Update on Field Emission Technology acquisition by AU Optronics

It seems that FED TV and field emission display monitors may be on the way from AU Optronics.

“According to the deal, AU Optronics will acquire certain assets that include patents, know-how, inventions, and relevant equipment related to field emission displays or FED, technology and materials from Tokyo, Japan-based FET, which is owned 39.8% by Sony Corp. (SNE)

AU Optronics’s Chief Executive Officer and President, L. J. Chen, said, “With its successful cooperation with FET, AUO intends to utilize FET’s resources of FED technology to commercialize products, which will hopefully benefit our customers and end consumers.”

FED is a new type of flat-panel display that has self light-emitting capacity and has great contrast and low power consumption, with no motion blur and deeper color depth capable of 12bit gray level.”

More on this exciting story at: rttnews.com

Excellent article on FED TV – FE Technologies design and production

There are many advantages to FED TV or field emission displays over plasma or LCD panels. However, they are very difficult to make. It appears that FET (Field Emission Technologies) has found a solution though.

EE Times published an excellent explanation of FED design and production last month. Please read the full story here. Excerpts are found below.

“No one has been able to mass produce FEDs as a video display due to several technical issues. Manufacturing challenges include problems related to field-emitter structures and the difficulty of attaining high vacuum levels required by FEDs.

Spindts electrodes
FE Technologies claims to have found solutions to the mass-production problem. FEDs are similar to CRTs. Instead of a single electron gun, FE Technologies’ FED uses a large array of cone-shaped electrodes, called “Spindts.” Many Spindts positioned behind each phosphor dot emit electrons through a process known as field emission.”
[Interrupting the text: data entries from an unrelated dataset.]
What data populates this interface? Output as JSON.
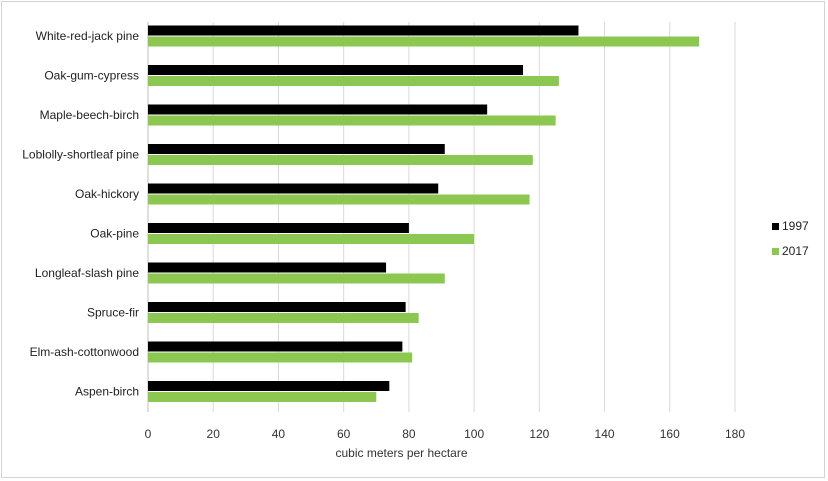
{
  "chart_data": {
    "type": "bar",
    "orientation": "horizontal",
    "categories": [
      "White-red-jack pine",
      "Oak-gum-cypress",
      "Maple-beech-birch",
      "Loblolly-shortleaf pine",
      "Oak-hickory",
      "Oak-pine",
      "Longleaf-slash pine",
      "Spruce-fir",
      "Elm-ash-cottonwood",
      "Aspen-birch"
    ],
    "series": [
      {
        "name": "1997",
        "color": "#000000",
        "values": [
          132,
          115,
          104,
          91,
          89,
          80,
          73,
          79,
          78,
          74
        ]
      },
      {
        "name": "2017",
        "color": "#8cc751",
        "values": [
          169,
          126,
          125,
          118,
          117,
          100,
          91,
          83,
          81,
          70
        ]
      }
    ],
    "xlabel": "cubic meters per hectare",
    "ylabel": "",
    "xlim": [
      0,
      180
    ],
    "ticks": [
      0,
      20,
      40,
      60,
      80,
      100,
      120,
      140,
      160,
      180
    ],
    "grid": "vertical",
    "legend_position": "right"
  }
}
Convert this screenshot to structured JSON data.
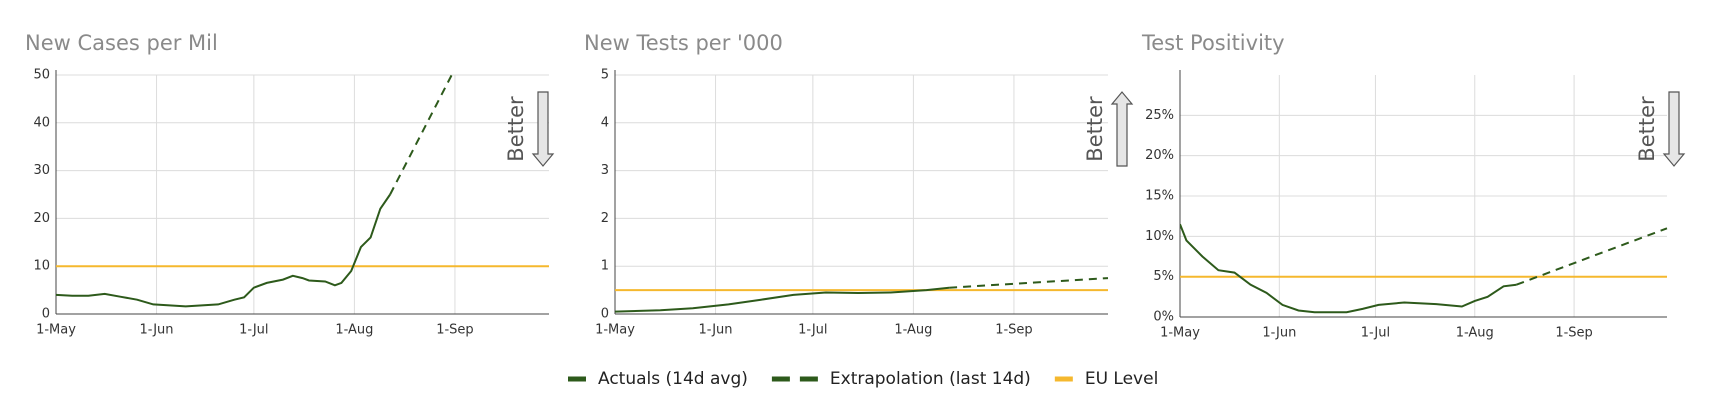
{
  "chart_data": [
    {
      "type": "line",
      "title": "New Cases per Mil",
      "annotation": "Better",
      "arrow": "down",
      "xlim": [
        "1-May",
        "30-Sep"
      ],
      "xticks": [
        "1-May",
        "1-Jun",
        "1-Jul",
        "1-Aug",
        "1-Sep"
      ],
      "ylim": [
        0,
        50
      ],
      "yticks": [
        0,
        10,
        20,
        30,
        40,
        50
      ],
      "grid": true,
      "series": [
        {
          "name": "Actuals (14d avg)",
          "color": "#2d5a1b",
          "dashed": false,
          "x": [
            "1-May",
            "6-May",
            "11-May",
            "16-May",
            "21-May",
            "26-May",
            "31-May",
            "5-Jun",
            "10-Jun",
            "15-Jun",
            "20-Jun",
            "25-Jun",
            "28-Jun",
            "1-Jul",
            "5-Jul",
            "10-Jul",
            "13-Jul",
            "16-Jul",
            "18-Jul",
            "23-Jul",
            "26-Jul",
            "28-Jul",
            "31-Jul",
            "3-Aug",
            "6-Aug",
            "9-Aug",
            "12-Aug"
          ],
          "values": [
            4,
            3.8,
            3.8,
            4.2,
            3.6,
            3.0,
            2.0,
            1.8,
            1.6,
            1.8,
            2.0,
            3.0,
            3.5,
            5.5,
            6.5,
            7.2,
            8,
            7.5,
            7.0,
            6.8,
            6.0,
            6.5,
            9,
            14,
            16,
            22,
            25
          ]
        },
        {
          "name": "Extrapolation (last 14d)",
          "color": "#2d5a1b",
          "dashed": true,
          "x": [
            "12-Aug",
            "31-Aug"
          ],
          "values": [
            25,
            50
          ]
        },
        {
          "name": "EU Level",
          "color": "#f5b82e",
          "dashed": false,
          "x": [
            "1-May",
            "30-Sep"
          ],
          "values": [
            10,
            10
          ]
        }
      ]
    },
    {
      "type": "line",
      "title": "New Tests per '000",
      "annotation": "Better",
      "arrow": "up",
      "xlim": [
        "1-May",
        "30-Sep"
      ],
      "xticks": [
        "1-May",
        "1-Jun",
        "1-Jul",
        "1-Aug",
        "1-Sep"
      ],
      "ylim": [
        0,
        5
      ],
      "yticks": [
        0,
        1,
        2,
        3,
        4,
        5
      ],
      "grid": true,
      "series": [
        {
          "name": "Actuals (14d avg)",
          "color": "#2d5a1b",
          "dashed": false,
          "x": [
            "1-May",
            "15-May",
            "25-May",
            "5-Jun",
            "15-Jun",
            "25-Jun",
            "5-Jul",
            "15-Jul",
            "25-Jul",
            "5-Aug",
            "12-Aug"
          ],
          "values": [
            0.05,
            0.08,
            0.12,
            0.2,
            0.3,
            0.4,
            0.45,
            0.44,
            0.45,
            0.5,
            0.55
          ]
        },
        {
          "name": "Extrapolation (last 14d)",
          "color": "#2d5a1b",
          "dashed": true,
          "x": [
            "12-Aug",
            "30-Sep"
          ],
          "values": [
            0.55,
            0.75
          ]
        },
        {
          "name": "EU Level",
          "color": "#f5b82e",
          "dashed": false,
          "x": [
            "1-May",
            "30-Sep"
          ],
          "values": [
            0.5,
            0.5
          ]
        }
      ]
    },
    {
      "type": "line",
      "title": "Test Positivity",
      "annotation": "Better",
      "arrow": "down",
      "xlim": [
        "1-May",
        "30-Sep"
      ],
      "xticks": [
        "1-May",
        "1-Jun",
        "1-Jul",
        "1-Aug",
        "1-Sep"
      ],
      "ylim": [
        0,
        30
      ],
      "yticks": [
        {
          "value": 0,
          "label": "0%"
        },
        {
          "value": 5,
          "label": "5%"
        },
        {
          "value": 10,
          "label": "10%"
        },
        {
          "value": 15,
          "label": "15%"
        },
        {
          "value": 20,
          "label": "20%"
        },
        {
          "value": 25,
          "label": "25%"
        }
      ],
      "grid": true,
      "series": [
        {
          "name": "Actuals (14d avg)",
          "color": "#2d5a1b",
          "dashed": false,
          "x": [
            "1-May",
            "3-May",
            "8-May",
            "13-May",
            "18-May",
            "23-May",
            "28-May",
            "2-Jun",
            "7-Jun",
            "12-Jun",
            "22-Jun",
            "27-Jun",
            "2-Jul",
            "10-Jul",
            "20-Jul",
            "28-Jul",
            "1-Aug",
            "5-Aug",
            "10-Aug",
            "14-Aug"
          ],
          "values": [
            11.5,
            9.5,
            7.5,
            5.8,
            5.5,
            4,
            3,
            1.5,
            0.8,
            0.6,
            0.6,
            1.0,
            1.5,
            1.8,
            1.6,
            1.3,
            2,
            2.5,
            3.8,
            4
          ]
        },
        {
          "name": "Extrapolation (last 14d)",
          "color": "#2d5a1b",
          "dashed": true,
          "x": [
            "14-Aug",
            "30-Sep"
          ],
          "values": [
            4,
            11
          ]
        },
        {
          "name": "EU Level",
          "color": "#f5b82e",
          "dashed": false,
          "x": [
            "1-May",
            "30-Sep"
          ],
          "values": [
            5,
            5
          ]
        }
      ]
    }
  ]
}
“A conventional Spindt device was structured by assigning one Spindt per pixel. Therefore, the size of each Spindt needed to be exactly identical, otherwise, the brightness of each pixel became uneven, lowering image quality.

The company corrected the problem by placing multiple numbers of Spindts, called Nano-Spindt Structure, per pixel, thus evening Spindt differentials.”

“Fourteen hundred Spindts are required to keep pixel brightness differentials within 2 percent,” said Hiroyuki Ikeda, general manager of marketing at FE Technologies. Using this structure, the electric current per Spindt decreased while Spindt operating lifetime was improved, the company said.

“The company said it will proceed with the mass production of FED panels using 5,000 glass substrates per month. The initial application for FE Technologies’ 26-inch FED panels will be as “master” monitors, used by TV broadcasters to check picture quality. Neither LCDs nor plasma displays are said to satisfy the high quality standard required by such master monitors.”